Au nom de cette révolution kurde, le militant marxiste communiste salue François Hollande et sa décision de frapper l’EI en Syrie, et plus seulement en Irak, à partir de septembre 2015. Lui qui se désintéresse de la situation politique française s’en amuse : «J’ai parlé « d’une des rares bonnes idées » de Hollande.» L’internationaliste s’accommode des bombardements de la coalition occidentale : «Les Kurdes ont su tirer avantage de l’impérialisme et des contradictions entre Russes, Américains et Européens.» Sur le terrain, il a même croisé des forces spéciales françaises. L’un des soldats lui demandant, après un court débat politique, s’il n’y aurait pas moyen de faire plus ample connaissance avec les combattantes kurdes…

Sa relation avec les autorités françaises n’a pas été toujours aussi simple qu’un bavardage sur le front. Il a attaqué l’Etat pour faire lever l’interdiction administrative du territoire imposée par le ministère de l’Intérieur.
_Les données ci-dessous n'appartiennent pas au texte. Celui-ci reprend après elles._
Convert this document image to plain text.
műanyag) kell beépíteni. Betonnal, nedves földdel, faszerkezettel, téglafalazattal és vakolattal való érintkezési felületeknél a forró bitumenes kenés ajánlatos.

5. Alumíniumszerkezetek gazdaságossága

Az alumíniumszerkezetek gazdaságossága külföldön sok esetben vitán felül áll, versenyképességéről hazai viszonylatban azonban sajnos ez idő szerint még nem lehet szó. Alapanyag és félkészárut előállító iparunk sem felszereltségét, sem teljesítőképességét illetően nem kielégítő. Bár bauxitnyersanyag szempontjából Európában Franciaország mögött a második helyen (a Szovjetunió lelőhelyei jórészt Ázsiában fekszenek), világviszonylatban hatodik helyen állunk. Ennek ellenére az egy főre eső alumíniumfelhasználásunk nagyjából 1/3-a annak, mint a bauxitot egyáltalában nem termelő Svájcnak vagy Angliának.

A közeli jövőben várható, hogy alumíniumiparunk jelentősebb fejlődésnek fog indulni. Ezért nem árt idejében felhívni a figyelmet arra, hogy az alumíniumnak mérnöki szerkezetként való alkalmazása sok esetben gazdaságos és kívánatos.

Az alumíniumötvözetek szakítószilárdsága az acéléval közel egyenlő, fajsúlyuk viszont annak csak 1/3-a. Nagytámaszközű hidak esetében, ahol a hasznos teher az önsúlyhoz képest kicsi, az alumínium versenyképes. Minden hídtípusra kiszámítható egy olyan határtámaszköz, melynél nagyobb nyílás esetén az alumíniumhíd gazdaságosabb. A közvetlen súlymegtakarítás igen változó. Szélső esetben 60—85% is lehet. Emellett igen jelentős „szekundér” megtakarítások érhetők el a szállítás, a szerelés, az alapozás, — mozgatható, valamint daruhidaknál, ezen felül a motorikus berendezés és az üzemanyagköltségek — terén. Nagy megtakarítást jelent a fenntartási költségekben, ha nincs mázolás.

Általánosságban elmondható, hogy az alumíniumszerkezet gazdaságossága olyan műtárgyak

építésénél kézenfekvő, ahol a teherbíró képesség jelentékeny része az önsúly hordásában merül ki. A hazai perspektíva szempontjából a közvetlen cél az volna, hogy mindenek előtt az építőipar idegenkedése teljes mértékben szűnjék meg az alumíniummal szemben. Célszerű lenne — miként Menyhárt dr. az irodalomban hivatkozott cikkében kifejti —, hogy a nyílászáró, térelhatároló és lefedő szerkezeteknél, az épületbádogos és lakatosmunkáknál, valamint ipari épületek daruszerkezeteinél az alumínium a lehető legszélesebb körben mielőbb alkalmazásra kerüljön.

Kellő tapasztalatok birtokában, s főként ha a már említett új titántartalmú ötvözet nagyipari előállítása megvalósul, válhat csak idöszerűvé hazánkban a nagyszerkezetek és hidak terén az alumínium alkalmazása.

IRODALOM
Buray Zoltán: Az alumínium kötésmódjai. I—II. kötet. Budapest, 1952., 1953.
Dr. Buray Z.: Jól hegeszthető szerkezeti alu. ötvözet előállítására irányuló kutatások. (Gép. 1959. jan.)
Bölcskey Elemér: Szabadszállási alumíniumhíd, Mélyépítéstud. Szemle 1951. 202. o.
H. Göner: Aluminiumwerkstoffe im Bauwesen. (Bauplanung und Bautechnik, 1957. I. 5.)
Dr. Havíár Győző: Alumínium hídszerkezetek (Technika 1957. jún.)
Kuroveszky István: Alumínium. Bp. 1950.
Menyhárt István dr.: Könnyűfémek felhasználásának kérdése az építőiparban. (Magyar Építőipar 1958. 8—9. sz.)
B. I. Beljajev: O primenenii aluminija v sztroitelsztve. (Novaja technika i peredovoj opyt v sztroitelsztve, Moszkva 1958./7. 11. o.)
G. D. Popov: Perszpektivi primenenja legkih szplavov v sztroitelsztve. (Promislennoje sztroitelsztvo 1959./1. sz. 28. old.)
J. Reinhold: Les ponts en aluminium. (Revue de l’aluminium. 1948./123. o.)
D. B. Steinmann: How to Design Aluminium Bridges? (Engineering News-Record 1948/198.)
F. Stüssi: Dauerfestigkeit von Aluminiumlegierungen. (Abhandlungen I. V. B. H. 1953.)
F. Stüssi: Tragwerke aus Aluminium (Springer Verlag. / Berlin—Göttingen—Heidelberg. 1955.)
Son avocat, Raphaël Kempf, se souvient de sa détermination : «Il a mené cette procédure avec sérieux, engagement et conviction.» Le tribunal administratif reconnaîtra qu’aucun élément ne permet d’affirmer que «des membres du YPG auraient commis des actes [terroristes] ni que le YPG constituerait un groupe terroriste». Une victoire doublement symbolique : pour le Parti, réhabilité par une juridiction française, et pour lui-même. «André a éprouvé une saine colère en découvrant qu’une loi anti-Daech était utilisée contre lui», se souvient Kempf. «C’est un comportement de police politique. J’étais dans les premiers à partir, l’Intérieur a voulu envoyer un message», considère-t-il.
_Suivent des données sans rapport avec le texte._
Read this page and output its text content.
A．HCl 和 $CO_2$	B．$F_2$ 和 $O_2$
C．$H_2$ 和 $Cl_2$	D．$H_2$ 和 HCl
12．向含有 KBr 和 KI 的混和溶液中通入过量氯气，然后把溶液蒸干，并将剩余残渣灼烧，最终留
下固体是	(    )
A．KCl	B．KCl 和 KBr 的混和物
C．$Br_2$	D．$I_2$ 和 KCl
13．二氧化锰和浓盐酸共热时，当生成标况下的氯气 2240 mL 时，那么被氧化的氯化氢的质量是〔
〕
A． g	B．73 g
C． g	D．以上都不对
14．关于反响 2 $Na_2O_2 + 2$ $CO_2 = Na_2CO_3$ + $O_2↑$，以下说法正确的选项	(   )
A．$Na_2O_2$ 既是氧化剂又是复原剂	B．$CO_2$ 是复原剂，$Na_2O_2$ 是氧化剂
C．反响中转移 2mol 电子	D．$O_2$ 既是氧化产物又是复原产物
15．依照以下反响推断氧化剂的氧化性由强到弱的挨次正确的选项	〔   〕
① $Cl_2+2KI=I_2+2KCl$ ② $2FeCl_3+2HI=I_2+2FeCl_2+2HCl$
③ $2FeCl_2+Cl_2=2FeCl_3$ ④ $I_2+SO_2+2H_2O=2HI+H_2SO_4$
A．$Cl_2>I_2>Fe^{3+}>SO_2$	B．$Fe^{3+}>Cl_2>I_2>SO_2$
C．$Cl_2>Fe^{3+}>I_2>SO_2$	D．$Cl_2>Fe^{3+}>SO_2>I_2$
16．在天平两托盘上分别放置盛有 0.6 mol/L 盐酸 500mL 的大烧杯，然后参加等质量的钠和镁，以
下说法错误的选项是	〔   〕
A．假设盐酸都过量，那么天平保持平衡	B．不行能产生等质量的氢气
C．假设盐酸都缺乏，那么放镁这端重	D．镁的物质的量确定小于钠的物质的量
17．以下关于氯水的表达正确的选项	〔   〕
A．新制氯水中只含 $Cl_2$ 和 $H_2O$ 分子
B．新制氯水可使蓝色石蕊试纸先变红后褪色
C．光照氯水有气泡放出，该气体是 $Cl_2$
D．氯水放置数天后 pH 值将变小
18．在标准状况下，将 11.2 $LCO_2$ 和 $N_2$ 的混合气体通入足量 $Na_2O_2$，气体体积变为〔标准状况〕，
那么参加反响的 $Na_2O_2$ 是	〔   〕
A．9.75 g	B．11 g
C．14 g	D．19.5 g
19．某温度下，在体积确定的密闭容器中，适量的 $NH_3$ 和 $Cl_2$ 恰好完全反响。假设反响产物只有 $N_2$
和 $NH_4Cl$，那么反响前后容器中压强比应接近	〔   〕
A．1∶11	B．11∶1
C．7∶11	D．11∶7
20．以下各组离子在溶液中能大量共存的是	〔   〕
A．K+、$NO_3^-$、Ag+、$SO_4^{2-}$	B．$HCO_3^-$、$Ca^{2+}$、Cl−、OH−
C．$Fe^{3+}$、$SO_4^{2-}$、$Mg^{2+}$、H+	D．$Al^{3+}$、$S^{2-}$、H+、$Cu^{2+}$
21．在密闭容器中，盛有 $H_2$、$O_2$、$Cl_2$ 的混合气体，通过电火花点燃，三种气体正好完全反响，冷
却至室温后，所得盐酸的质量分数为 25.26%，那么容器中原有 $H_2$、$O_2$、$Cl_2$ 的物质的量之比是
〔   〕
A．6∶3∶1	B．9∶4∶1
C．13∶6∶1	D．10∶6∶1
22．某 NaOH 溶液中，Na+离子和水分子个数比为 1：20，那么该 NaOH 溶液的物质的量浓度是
Quand on l’a rencontré, la coalition venait de déclarer la défaite territoriale de EI. Le rapatriement des jihadistes ou de leur famille était au cœur du débat. Froid, il énonce : «Il faut se méfier de ceux et celles qui vont revenir. Les femmes ont combattu sur place, ont joué un rôle dans l’embrigadement, sont complices de l’esclavage sexuel des yézidies. Daech était un condensé de tous les pires penchants de l’humanité.» Il plaide pour la création d’un tribunal pénal international, qu’il n’imagine que financé et surveillé par les Occidentaux. «On ne peut pas laisser les Kurdes se débrouiller avec ça. Les jihadistes sont les déchets de notre société, il faut assumer.»

A plusieurs reprises, le Français a affronté des jihadistes, des batailles qu’il détaille dans son journal de guerre. A Raqqa, il a été préposé tantôt au déminage, tantôt au lance-roquettes. Malgré tout, il n’est pas sûr d’avoir lui-même tué. «Je n’ai jamais pu vérifier ma responsabilité personnelle dans la mort d’un ennemi.» Il n’y a qu’au souvenir de ses camarades morts qu’il paraît ébranlé. Des membres de la brigade internationale ou des frères d’armes kurdes sont tombés à côté de lui, d’autres alors qu’il était revenu en France. Impuissance et frustration s’apaisent avec le temps. «Aujourd’hui, je vais bien.»


1991 Naissance à Paris. Juillet 2015 Départ en Syrie. Eté 2017 Participe à la bataille de Raqqa. Mars 2019 Jusqu’à Raqqa (Les Belles Lettres).